Arnoldo Kraus
De la violación al suicidio

El silencio es una de las peores enfermedades de nuestros tiempos. Solemos ser mudos copartícipes al ignorar, negar o restar importancia a hechos aparentemente lejanos. Es fácil ser ajenos si desconocemos el origen del problema o si el nombre del afectado no pasa de ser un nombre. Asimismo, los desaguisados ``de los otros'' suelen ser infinitamente distantes porque la cotidianidad absorbe nuestro tiempo y esfuerzo para resolver problemas relacionados con círculos pequeños, ya sean familiares o de trabajo. Sin embargo, en el México contemporáneo, entre la ``política del avestruz'' --sumir la cabeza bajo el agua-- y la idea de André Breton, ``afirmo sólo por el hecho de comprometerme'', parece obligado militar al lado de la consigna del pensador francés. Y es que Durango queda en Mexico y el nombre Yéssica Yadira Díaz Cázares no debe ser ni circunstancial ni accidental. La realidad, fuerza y trascendencia de su persona depende ahora de las voces de la sociedad civil.

En letras muertas, el resumen del caso es breve y desesperanzador: Yéssica, joven de 16 años, fue violada por tres sujetos en marzo; tres meses después, tras repetidos y frustrados intentos por parte de la familia para obtener justicia, la joven se suicidó. Su progenitora ha querido vindicar la memoria de Yéssica a través de una lucha obstinada y admirable, la cual ha sido avalada por algunos sectores de la sociedad duranguense y reforzada por la presencia de diversas ONG así como por cartas de connacionales y extranjeros en diversos rotativos. En letras vivas, el colofón del caso sólo se escribirá cuando la injusticia se convierta en justicia.

Pocas situaciones tan humillantes, nauseabundas, antiéticas y aterradoras como la violación. Se requieren sumar muchas desvirtudes pasadas y presentes para cometer esos actos. Dado que violar conlleva un número no finito de desbalances, las autoridades deberían evitar la complicidad con los criminales y agradecer a la sociedad cuando ésta los señala. La brutalidad del acto es extrema; suele producir en la víctima alteraciones en la salud de todo tipo, algunas agudas, otras permanentes. Los expertos han enlistado diversas complicaciones físicas y mentales tales como embarazos no deseados, enfermedades de transmisión sexual, asma, ansiedad, depresión y alteraciones múltiples de la personalidad. Se ha demostrado también que la violación puede devenir en suicidio u homicidio. En este contexto, debería considerarse que si la víctima se suicida, el calificativo de homicida sería ad hoc para el violador.
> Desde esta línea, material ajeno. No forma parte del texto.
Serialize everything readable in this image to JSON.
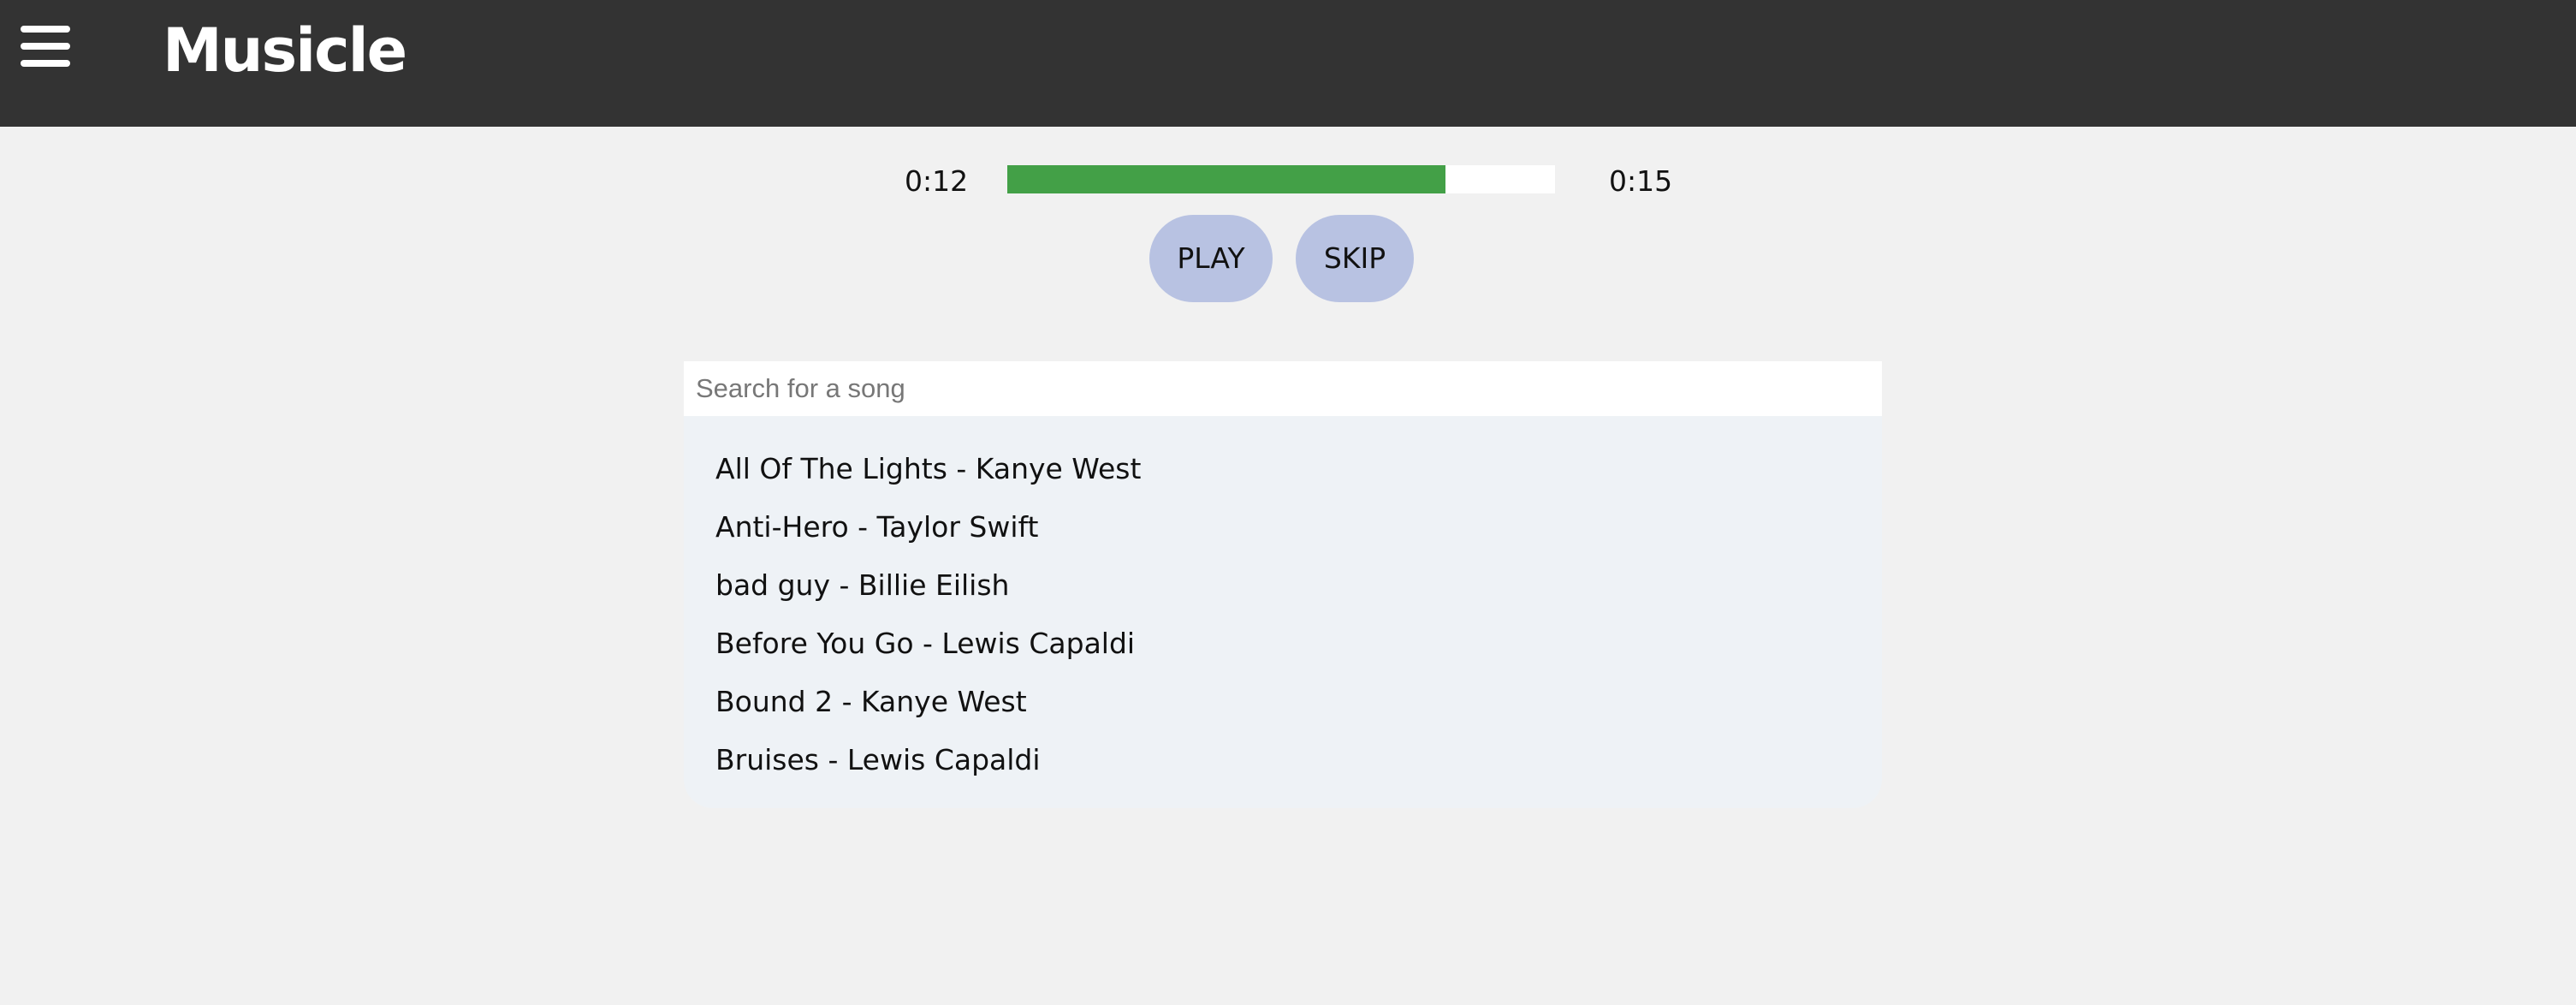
{
  "app": {
    "title": "Musicle"
  },
  "player": {
    "current_time": "0:12",
    "total_time": "0:15",
    "progress_fraction": 0.8,
    "play_label": "PLAY",
    "skip_label": "SKIP"
  },
  "search": {
    "placeholder": "Search for a song",
    "value": ""
  },
  "songs": [
    "All Of The Lights - Kanye West",
    "Anti-Hero - Taylor Swift",
    "bad guy - Billie Eilish",
    "Before You Go - Lewis Capaldi",
    "Bound 2 - Kanye West",
    "Bruises - Lewis Capaldi"
  ],
  "colors": {
    "topbar": "#333333",
    "background": "#f1f1f1",
    "progress_fill": "#43a047",
    "button": "#b8c2e2"
  },
  "icons": {
    "menu": "hamburger-menu-icon"
  }
}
La cultura del silencio, del temor y de la desinformación ha hecho que la inmensa mayoría de las violaciones no se hagan públicas. Sea por atavismos societarios, por ética familiar o por sarlvaguardar la moral de la agredida, es poco común, aun en países desarrollados, que los abusos sexuales se informen. El panorama se complica más, ya que a pesar de que exista demanda, la gran mayoría de las acusaciones no llegan a juicio. Agrego, sin sorpresa para el lector, que las violaciones no tienen nada que ver con las hormonas masculinas, sino con la tesitura de la sociedad y el valor que ésta le otorga a las mujeres. En las comunidades, como en México, en las que el sexo femenino carece de poder e influencia suficientes, es donde se cometen con mayor frecuencia agresiones sexuales. El violador está protegido por su justicia, porque la historia ha exonerado a otros y por el cobijo que otorga el silencio. Donde campea la injusticia (casi) todo es cuestión de suerte. En nuestro medio, la impunidad es uno de los males que ha crecido en forma paralela a la injusticia.

Pocos dolores laceran tan profundamente como la violación. Por eso, el suicidio y el homicidio no son recursos gratuitos ni temporales. El daño infringido horada y destroza la moral de la víctima de tal manera que, en ocasiones, sólo la muerte --de uno mismo o del violador-- es el único antídoto capaz de menguar el horror de la herida. Hoy somos observadores de la lucha heroica y por dignificar la memoria de su vástago, de una madre mexicana que pretende reanimar y resucitar la justicia duranguense. La observación de este fenómeno inusitado, que clama a viva voz contra la ausencia de justicia, contra la cultura del silencio y contra la transformación del observador en cómplice inconsciente, merece el apoyo de la comunidad. Si se entiende la circunstancialidad de la vida y la casualidad del encuentro entre violador y víctima, será factible que las caras de la sociedad civil aminoren el poder de la injusticia. La esencia radica en la conciencia: la hija del otro difiere sólo accidentalmente de la nuestra. No es posible seguir siendo cómplices del silencio.